Karen Ristevski’s life was worth six years.
That’s how long her husband, 55-year-old Borce Ristevski, will spend in jail for taking it. A maximum sentence of nine years, a minimum of six, for manslaughter.
With time already served, he’ll be out in less than five.
That’s 2,190 days, for killing his wife, burying her in the bush, lying to family, friends, his own daughter, until the evidence left him stuck.
For pleading with the public for information only he could have possibly known, and carrying her coffin at a funeral he was responsible for.
For letting police work tirelessly – searching rivers, draining dams and scouring farmland metre by metre – looking for a person whose whereabouts he knew.
For letting her body be discovered eight months later, by two horticulturists who noticed a smell, before seeing a skull.
For leaving everyone who loved Karen with no definitive answers as to what actually happened, even when he pleaded guilty. For giving them no account of how she spent her final moments, when he is the only one who knows.

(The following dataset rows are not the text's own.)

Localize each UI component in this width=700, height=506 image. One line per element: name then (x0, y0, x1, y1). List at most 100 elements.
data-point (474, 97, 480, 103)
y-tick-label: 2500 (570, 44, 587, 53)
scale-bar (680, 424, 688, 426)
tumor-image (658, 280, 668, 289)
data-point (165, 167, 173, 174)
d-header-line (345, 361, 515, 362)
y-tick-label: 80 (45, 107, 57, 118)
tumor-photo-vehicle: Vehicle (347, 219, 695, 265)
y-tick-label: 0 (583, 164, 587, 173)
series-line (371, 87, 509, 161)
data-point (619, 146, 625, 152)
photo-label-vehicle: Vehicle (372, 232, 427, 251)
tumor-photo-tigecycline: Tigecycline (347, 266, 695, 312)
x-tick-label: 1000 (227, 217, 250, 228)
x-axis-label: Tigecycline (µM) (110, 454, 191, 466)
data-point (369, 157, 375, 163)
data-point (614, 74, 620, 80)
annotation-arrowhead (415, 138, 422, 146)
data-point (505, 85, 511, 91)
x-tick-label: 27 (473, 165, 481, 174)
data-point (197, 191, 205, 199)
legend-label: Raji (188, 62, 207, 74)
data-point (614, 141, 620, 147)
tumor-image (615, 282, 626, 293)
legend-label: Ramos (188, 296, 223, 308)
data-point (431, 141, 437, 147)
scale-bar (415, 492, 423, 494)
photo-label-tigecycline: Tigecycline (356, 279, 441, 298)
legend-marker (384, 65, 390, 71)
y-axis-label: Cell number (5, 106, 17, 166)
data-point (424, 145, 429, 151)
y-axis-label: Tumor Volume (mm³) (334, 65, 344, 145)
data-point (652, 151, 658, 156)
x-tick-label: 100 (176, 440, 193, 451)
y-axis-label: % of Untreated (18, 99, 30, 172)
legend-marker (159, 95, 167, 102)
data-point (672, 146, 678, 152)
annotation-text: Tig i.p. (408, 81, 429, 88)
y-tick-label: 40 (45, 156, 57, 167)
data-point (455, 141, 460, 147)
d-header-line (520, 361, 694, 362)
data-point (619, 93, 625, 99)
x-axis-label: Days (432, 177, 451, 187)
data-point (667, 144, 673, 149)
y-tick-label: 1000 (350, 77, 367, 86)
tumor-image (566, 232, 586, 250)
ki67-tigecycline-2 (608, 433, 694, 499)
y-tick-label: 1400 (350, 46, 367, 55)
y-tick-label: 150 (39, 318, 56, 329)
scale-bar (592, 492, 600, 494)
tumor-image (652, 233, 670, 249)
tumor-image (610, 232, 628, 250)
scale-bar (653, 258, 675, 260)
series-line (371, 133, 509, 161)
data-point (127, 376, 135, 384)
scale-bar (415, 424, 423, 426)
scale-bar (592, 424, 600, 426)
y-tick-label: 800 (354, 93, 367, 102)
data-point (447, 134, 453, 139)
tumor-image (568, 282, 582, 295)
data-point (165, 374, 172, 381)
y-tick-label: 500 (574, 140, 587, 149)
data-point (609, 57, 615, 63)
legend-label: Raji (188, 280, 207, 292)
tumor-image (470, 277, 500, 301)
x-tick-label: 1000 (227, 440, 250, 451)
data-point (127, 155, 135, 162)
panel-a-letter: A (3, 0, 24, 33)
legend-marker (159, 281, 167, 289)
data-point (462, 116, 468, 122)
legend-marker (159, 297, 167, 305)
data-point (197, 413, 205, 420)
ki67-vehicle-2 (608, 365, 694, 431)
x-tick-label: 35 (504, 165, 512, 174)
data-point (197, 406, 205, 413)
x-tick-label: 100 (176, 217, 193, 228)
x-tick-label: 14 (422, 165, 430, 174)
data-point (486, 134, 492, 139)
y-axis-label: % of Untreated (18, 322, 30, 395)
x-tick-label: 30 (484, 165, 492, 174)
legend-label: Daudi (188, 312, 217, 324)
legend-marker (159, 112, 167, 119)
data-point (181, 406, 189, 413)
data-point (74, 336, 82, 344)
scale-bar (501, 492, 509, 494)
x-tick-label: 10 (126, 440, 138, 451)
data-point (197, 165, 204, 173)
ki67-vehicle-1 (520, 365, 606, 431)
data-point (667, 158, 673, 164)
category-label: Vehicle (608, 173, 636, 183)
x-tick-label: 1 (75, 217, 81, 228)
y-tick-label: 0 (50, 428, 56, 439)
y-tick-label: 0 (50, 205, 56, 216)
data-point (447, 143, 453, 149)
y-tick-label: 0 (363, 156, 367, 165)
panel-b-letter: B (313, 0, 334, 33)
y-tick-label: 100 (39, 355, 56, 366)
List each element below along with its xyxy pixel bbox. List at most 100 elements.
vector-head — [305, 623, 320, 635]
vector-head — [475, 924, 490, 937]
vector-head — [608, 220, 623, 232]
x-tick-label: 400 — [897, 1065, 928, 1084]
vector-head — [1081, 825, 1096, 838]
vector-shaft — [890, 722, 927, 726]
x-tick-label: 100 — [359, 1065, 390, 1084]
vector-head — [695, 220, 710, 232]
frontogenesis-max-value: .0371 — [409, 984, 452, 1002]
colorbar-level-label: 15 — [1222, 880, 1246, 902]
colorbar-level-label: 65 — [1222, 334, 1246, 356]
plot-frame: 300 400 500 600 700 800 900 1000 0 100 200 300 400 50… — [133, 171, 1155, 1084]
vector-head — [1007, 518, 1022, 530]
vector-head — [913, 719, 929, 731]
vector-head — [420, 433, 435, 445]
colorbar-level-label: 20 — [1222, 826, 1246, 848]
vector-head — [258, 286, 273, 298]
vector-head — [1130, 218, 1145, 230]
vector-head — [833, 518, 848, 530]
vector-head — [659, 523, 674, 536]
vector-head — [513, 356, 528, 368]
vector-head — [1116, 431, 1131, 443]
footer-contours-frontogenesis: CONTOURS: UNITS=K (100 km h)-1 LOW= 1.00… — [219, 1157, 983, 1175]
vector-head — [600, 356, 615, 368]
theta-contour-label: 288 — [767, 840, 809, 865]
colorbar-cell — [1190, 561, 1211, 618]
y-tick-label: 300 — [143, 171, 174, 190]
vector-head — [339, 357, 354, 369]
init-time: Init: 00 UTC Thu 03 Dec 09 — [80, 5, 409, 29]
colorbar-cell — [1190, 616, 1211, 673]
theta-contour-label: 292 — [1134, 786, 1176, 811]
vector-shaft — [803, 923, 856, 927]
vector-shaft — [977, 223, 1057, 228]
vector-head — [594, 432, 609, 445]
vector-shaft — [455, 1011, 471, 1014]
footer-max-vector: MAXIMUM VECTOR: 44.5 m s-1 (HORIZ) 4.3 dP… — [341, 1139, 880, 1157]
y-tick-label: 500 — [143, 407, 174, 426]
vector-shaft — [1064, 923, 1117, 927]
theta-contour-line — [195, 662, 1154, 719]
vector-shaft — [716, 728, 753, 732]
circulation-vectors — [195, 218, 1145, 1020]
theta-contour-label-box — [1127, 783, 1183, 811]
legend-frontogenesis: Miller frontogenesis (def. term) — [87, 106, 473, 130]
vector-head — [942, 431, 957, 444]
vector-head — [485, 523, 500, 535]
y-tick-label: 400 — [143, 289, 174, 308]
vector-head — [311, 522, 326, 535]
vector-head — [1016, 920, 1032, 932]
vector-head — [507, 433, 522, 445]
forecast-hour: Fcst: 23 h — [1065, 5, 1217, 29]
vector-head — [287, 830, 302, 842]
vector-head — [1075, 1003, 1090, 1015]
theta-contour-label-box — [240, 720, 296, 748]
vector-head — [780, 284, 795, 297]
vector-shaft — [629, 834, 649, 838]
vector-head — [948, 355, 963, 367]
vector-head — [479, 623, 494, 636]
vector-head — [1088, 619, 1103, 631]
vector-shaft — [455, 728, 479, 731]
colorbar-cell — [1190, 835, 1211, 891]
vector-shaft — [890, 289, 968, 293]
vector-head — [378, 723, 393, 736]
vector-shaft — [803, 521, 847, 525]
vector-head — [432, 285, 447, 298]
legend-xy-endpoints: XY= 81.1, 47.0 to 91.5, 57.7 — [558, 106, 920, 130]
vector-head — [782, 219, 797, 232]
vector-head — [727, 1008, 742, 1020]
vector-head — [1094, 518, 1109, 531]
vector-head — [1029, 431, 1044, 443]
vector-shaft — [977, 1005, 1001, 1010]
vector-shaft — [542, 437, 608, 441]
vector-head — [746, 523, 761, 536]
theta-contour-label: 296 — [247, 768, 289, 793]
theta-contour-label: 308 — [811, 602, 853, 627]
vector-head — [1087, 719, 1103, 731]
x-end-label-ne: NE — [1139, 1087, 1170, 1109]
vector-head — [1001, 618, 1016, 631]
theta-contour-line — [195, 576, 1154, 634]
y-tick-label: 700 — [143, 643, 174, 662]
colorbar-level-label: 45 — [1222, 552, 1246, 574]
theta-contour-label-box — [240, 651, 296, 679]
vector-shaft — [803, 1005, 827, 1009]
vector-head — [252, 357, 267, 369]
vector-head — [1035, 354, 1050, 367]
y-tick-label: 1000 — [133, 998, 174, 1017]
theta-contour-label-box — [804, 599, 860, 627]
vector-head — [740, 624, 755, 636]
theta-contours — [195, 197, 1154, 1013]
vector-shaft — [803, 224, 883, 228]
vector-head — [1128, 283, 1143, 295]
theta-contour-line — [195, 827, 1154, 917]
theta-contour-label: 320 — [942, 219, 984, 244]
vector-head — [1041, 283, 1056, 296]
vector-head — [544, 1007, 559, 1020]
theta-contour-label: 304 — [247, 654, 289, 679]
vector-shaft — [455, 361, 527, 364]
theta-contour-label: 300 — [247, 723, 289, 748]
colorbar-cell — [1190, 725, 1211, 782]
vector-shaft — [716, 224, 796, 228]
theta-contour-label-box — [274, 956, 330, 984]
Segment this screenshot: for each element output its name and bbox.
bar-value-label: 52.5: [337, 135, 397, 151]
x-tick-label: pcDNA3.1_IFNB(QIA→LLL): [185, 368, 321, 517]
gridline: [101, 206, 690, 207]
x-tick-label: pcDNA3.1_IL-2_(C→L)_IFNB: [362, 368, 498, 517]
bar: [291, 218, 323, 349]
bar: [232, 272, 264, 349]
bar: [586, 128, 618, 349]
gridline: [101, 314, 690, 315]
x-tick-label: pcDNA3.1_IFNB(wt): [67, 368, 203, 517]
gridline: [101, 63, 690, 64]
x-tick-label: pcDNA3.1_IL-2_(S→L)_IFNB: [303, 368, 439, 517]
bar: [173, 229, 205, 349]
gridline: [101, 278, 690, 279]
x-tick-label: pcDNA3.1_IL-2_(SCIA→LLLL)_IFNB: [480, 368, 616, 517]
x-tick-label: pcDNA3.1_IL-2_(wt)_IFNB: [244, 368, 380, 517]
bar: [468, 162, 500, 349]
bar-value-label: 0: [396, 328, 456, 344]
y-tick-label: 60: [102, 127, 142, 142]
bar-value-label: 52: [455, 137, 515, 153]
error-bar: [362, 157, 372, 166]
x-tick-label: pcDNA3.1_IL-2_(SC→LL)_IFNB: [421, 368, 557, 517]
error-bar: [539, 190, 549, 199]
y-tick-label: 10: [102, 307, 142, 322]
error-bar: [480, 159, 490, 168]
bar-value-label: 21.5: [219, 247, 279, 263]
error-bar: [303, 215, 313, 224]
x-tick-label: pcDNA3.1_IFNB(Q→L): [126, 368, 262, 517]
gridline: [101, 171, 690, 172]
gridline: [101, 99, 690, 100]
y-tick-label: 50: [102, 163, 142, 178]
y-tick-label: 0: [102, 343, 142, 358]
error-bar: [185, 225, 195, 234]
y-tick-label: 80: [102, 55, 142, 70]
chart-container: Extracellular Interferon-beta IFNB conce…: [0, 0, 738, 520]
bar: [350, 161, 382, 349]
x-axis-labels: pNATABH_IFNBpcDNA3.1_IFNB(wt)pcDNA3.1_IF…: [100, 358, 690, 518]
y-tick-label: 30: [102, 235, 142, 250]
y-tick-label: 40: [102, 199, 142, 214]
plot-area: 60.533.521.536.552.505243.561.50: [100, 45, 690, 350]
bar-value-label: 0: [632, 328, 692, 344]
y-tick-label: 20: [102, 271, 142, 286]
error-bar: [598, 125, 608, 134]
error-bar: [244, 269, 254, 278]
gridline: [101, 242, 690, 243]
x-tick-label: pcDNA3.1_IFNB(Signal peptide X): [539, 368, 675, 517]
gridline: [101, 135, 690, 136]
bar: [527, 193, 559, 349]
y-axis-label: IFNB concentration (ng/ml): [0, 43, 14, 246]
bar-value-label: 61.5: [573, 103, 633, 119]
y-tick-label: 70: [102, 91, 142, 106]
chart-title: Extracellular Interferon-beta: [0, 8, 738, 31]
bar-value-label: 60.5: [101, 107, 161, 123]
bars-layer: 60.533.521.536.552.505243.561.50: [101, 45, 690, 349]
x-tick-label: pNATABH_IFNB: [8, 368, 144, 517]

The day before Borce Ristevski received his sentence, 24-year-old Joseph Esmaili became the first to receive a minimum of 10 years in prison for a fatal coward punch.
In May 2017, surgeon Patrick Pritzwald-Stegmann asked a group of people to stop smoking outside the hospital entrance.
A loud, aggressive argument broke out, and according to Justice Elizabeth Hollingworth as she addressed Esmaili in court, “you pulled your right hand out from behind your back, and punched him with a clenched first to the head”.
Pritzwald-Stegmann suffered catastrophic brain injuries, and his life support was switched off a month later. He had a wife, Christine, and five-year-old twin daughters.
Joseph Esmaili is guilty of manslaughter, and will spend at least ten years in prison for it.
If the lives of innocent victims were measured in prison terms, this week, it seems, a man’s is worth four years more than a woman’s.